Дворжецкая сетовала на царившее в стране смутное, переходное, неопределённое время: учиться музыке шли только самые отъявленные фанатики, а уж желающих освоить виолончель можно было пересчитать по пальцам: кому охота всё время таскать на спине огромный ящик? 

- Когда я ездила на гастроли, - вспоминала старая виолончелистка, - мне неизменно приходилось заказывать два билета: для себя и для своего инструмента.  

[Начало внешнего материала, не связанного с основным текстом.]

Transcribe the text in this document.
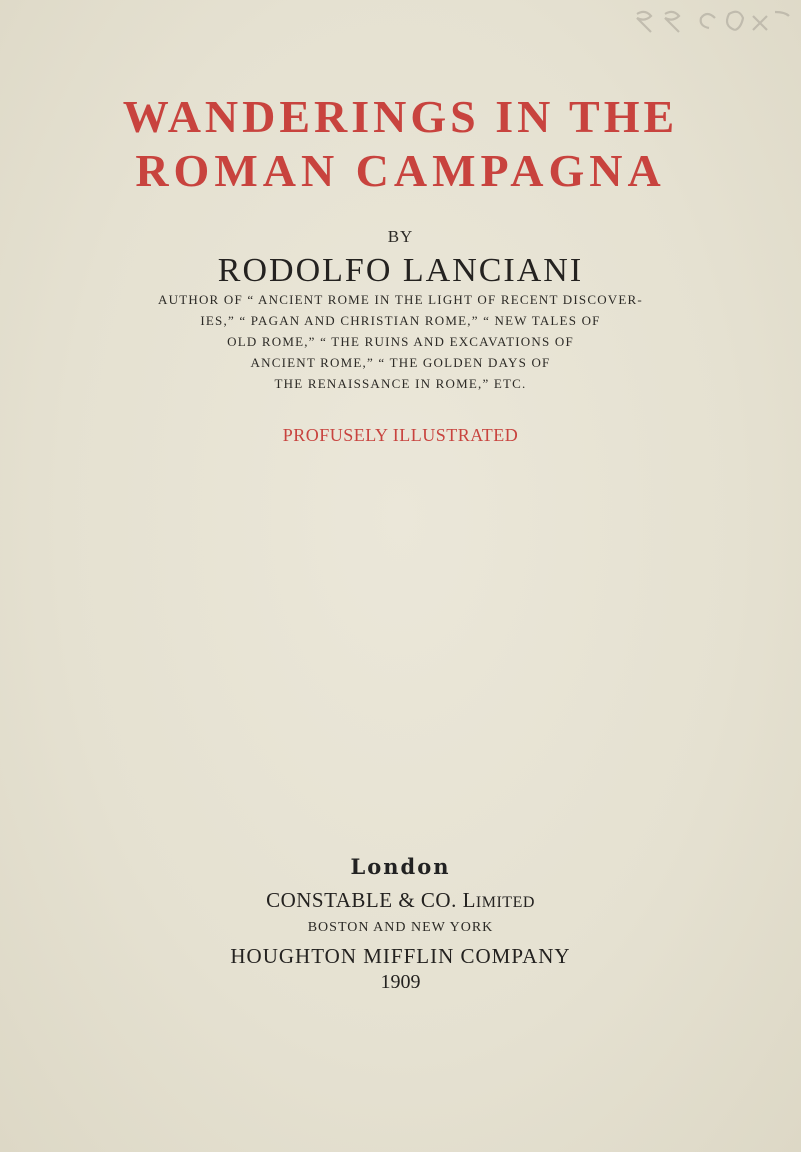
WANDERINGS IN THE
ROMAN CAMPAGNA
BY
RODOLFO LANCIANI
AUTHOR OF “ ANCIENT ROME IN THE LIGHT OF RECENT DISCOVER-
IES,” “ PAGAN AND CHRISTIAN ROME,” “ NEW TALES OF
OLD ROME,” “ THE RUINS AND EXCAVATIONS OF
ANCIENT ROME,” “ THE GOLDEN DAYS OF
THE RENAISSANCE IN ROME,” ETC.
PROFUSELY ILLUSTRATED
London
CONSTABLE & CO. LIMITED
BOSTON AND NEW YORK
HOUGHTON MIFFLIN COMPANY
1909
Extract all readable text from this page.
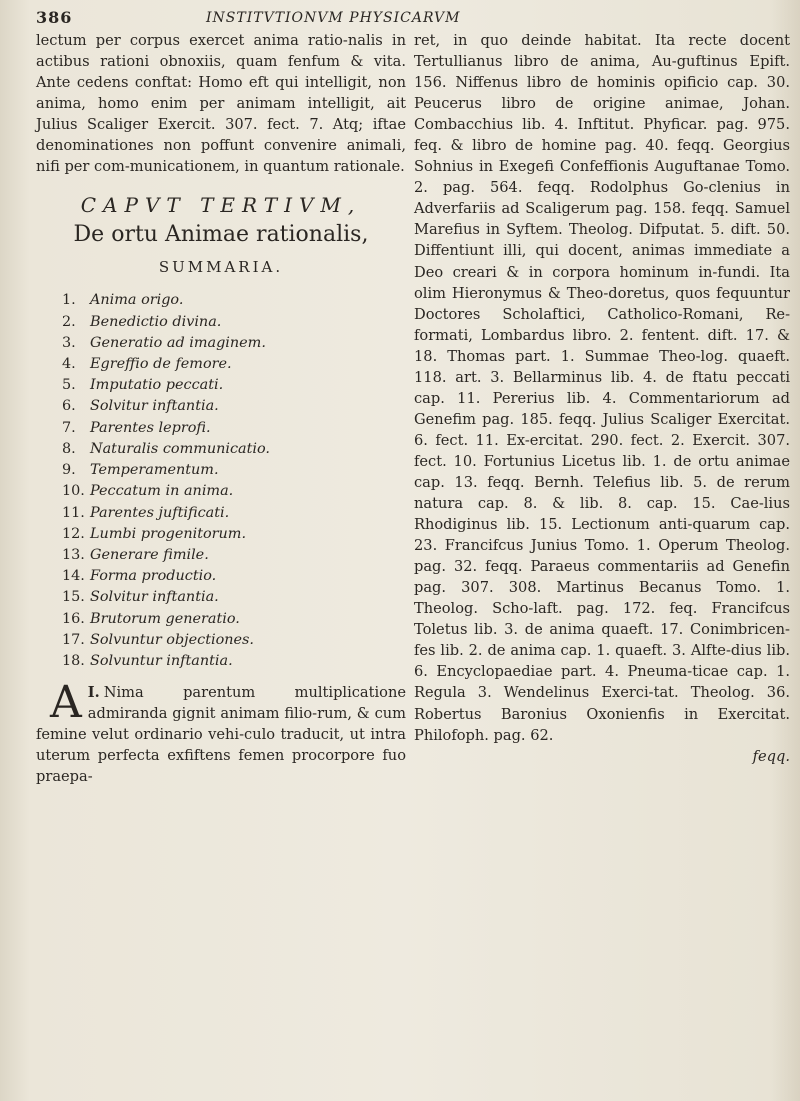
386	INSTITVTIONVM PHYSICARVM

lectum per corpus exercet anima ratio-nalis in actibus rationi obnoxiis, quam fenfum & vita. Ante cedens conftat: Homo eft qui intelligit, non anima, homo enim per animam intelligit, ait Julius Scaliger Exercit. 307. fect. 7. Atq; iftae denominationes non poffunt convenire animali, nifi per com-municationem, in quantum rationale.

CAPVT TERTIVM,
De ortu Animae rationalis,
SUMMARIA.
1. Anima origo.
2. Benedictio divina.
3. Generatio ad imaginem.
4. Egreffio de femore.
5. Imputatio peccati.
6. Solvitur inftantia.
7. Parentes leprofi.
8. Naturalis communicatio.
9. Temperamentum.
10. Peccatum in anima.
11. Parentes juftificati.
12. Lumbi progenitorum.
13. Generare fimile.
14. Forma productio.
15. Solvitur inftantia.
16. Brutorum generatio.
17. Solvuntur objectiones.
18. Solvuntur inftantia.

I.
A Nima parentum multiplicatione admiranda gignit animam filio-rum, & cum femine velut ordinario vehi-culo traducit, ut intra uterum perfecta exfiftens femen procorpore fuo praepa-

ret, in quo deinde habitat. Ita recte docent Tertullianus libro de anima, Au-guftinus Epift. 156. Niffenus libro de hominis opificio cap. 30. Peucerus libro de origine animae, Johan. Combacchius lib. 4. Inftitut. Phyficar. pag. 975. feq. & libro de homine pag. 40. feqq. Georgius Sohnius in Exegefi Confeffionis Auguftanae Tomo. 2. pag. 564. feqq. Rodolphus Go-clenius in Adverfariis ad Scaligerum pag. 158. feqq. Samuel Marefius in Syftem. Theolog. Difputat. 5. dift. 50. Diffentiunt illi, qui docent, animas immediate a Deo creari & in corpora hominum in-fundi. Ita olim Hieronymus & Theo-doretus, quos fequuntur Doctores Scholaftici, Catholico-Romani, Re-formati, Lombardus libro. 2. fentent. dift. 17. & 18. Thomas part. 1. Summae Theo-log. quaeft. 118. art. 3. Bellarminus lib. 4. de ftatu peccati cap. 11. Pererius lib. 4. Commentariorum ad Genefim pag. 185. feqq. Julius Scaliger Exercitat. 6. fect. 11. Ex-ercitat. 290. fect. 2. Exercit. 307. fect. 10. Fortunius Licetus lib. 1. de ortu animae cap. 13. feqq. Bernh. Telefius lib. 5. de rerum natura cap. 8. & lib. 8. cap. 15. Cae-lius Rhodiginus lib. 15. Lectionum anti-quarum cap. 23. Francifcus Junius Tomo. 1. Operum Theolog. pag. 32. feqq. Paraeus commentariis ad Genefin pag. 307. 308. Martinus Becanus Tomo. 1. Theolog. Scho-laft. pag. 172. feq. Francifcus Toletus lib. 3. de anima quaeft. 17. Conimbricen-fes lib. 2. de anima cap. 1. quaeft. 3. Alfte-dius lib. 6. Encyclopaediae part. 4. Pneuma-ticae cap. 1. Regula 3. Wendelinus Exerci-tat. Theolog. 36. Robertus Baronius Oxonienfis in Exercitat. Philofoph. pag. 62.

feqq.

Как ему не хватало поддержки Дворжецкой, её мягкого густого голоса,  ободряющего слова, ценного совета - особенно в первые месяцы в Лондоне, в период мучительной адаптации к чужбине, болезненной притирки к местному быту и менталитету, невыносимой тоски по Питеру, матери и по своей косоглазой... 

 

Фаина Романовна оказалась права: вскоре Максим уже запросто исполнял на виолончели “Тоску по весне” Моцарта, в то время как его самого практически не было видно из-за массивного инструмента. Маленькие пальчики уверенно и крепко держали смычок. 

Учился Максим хорошо, но в первые годы панически боялся публики и академических концертов - до дрожи, икоты и слёз. Маму нервировала неожиданно открывшаяся фобия сына, и она всерьёз расстраивалась из-за четвёрок, полученных за эти самые концерты. 

- Понимаешь, Максимка, - говорила она ему, - если музыкант боится сцены - то, считай, грош ему цена как профессионалу. Выступления перед зрителями и есть главный показатель мастерства. Репетиция - это домашняя работа, а концерт - контрольная, чувствуешь разницу? 

Однако сама Дворжецкая была спокойна, как удав, и невозмутимо внушала Максиму, что всё у него получится, что он лучше и талантливее всех, хоть это было и не слишком педагогично. Ну, она и не скрывала, что этот обаятельный, подвижный, как ртуть, вечно лохматый мальчишка был её любимцем. 

- Когда ты выходишь на сцену, не думай о том, сколько народу собралось тебя послушать. Выбери из толпы одно лицо, наиболее симпатичное и располагающее к себе, - советовала она мальчику, - и играй только для него. Исключительно для него, не думая об остальных! А ещё лучше: представь среди зрителей в зале какого-нибудь важного и дорогого тебе человека - маму, лучшего друга или ещё кого-то... 

 

На каких только концертных площадках не приходилось выступать впоследствии Максиму! Ему рукоплескали Альберт-холл и Китайский национальный театр, зрители устраивали виолончелисту овацию в  Аудиторио-де-Тенерифе, окутывали обожанием в Сиднейском оперном театре и осыпали  букетами в Кремлёвском дворце... 

А он среди тысяч и тысяч зрителей неизменно видел одно-единственное лицо - с раскосыми глазами-хамелеонами. 

 

 

9. 7

 

Лера раздражала его до печёнок, до трясучки, до тошноты. 

Он и сам не мог толком объяснить причину этой ненависти. Ну, она что-то когда-то ляпнула, ну, он ответил в тон - но ведь становиться из-за этого заклятыми врагами даже смешно... Однако Максим всякий раз не мог удержаться от того, чтобы не выдать очередную порцию гадостей в её адрес. Девчонка платила ему той же монетой - они постоянно либо переругивались в классе, либо подчёркнуто сторонились друг друга, а если нечаянно сталкивались лицом к лицу - злобно шипели под нос ставшие уже привычными оскорбления: 

- Цыган черномазый... 

- Китаёза косая! 

Лера достаточно спокойно реагировала на обидные слова, относящиеся к ней лично, а вот оскорблений в адрес матери терпеть абсолютно не могла. То, что её мама работает в школе техничкой, ни для кого не было секретом, так что не только Максим, но и остальные одноклассники нет-нет, да и посмеивались над девчонкой. Лера заливалась краской, если встречала мать в школьных коридорах, и старалась поменьше пересекаться с ней во время учёбы, чтобы не привлекать излишнего внимания. Но даже минимальный контакт с родительницей не избавлял её от насмешек.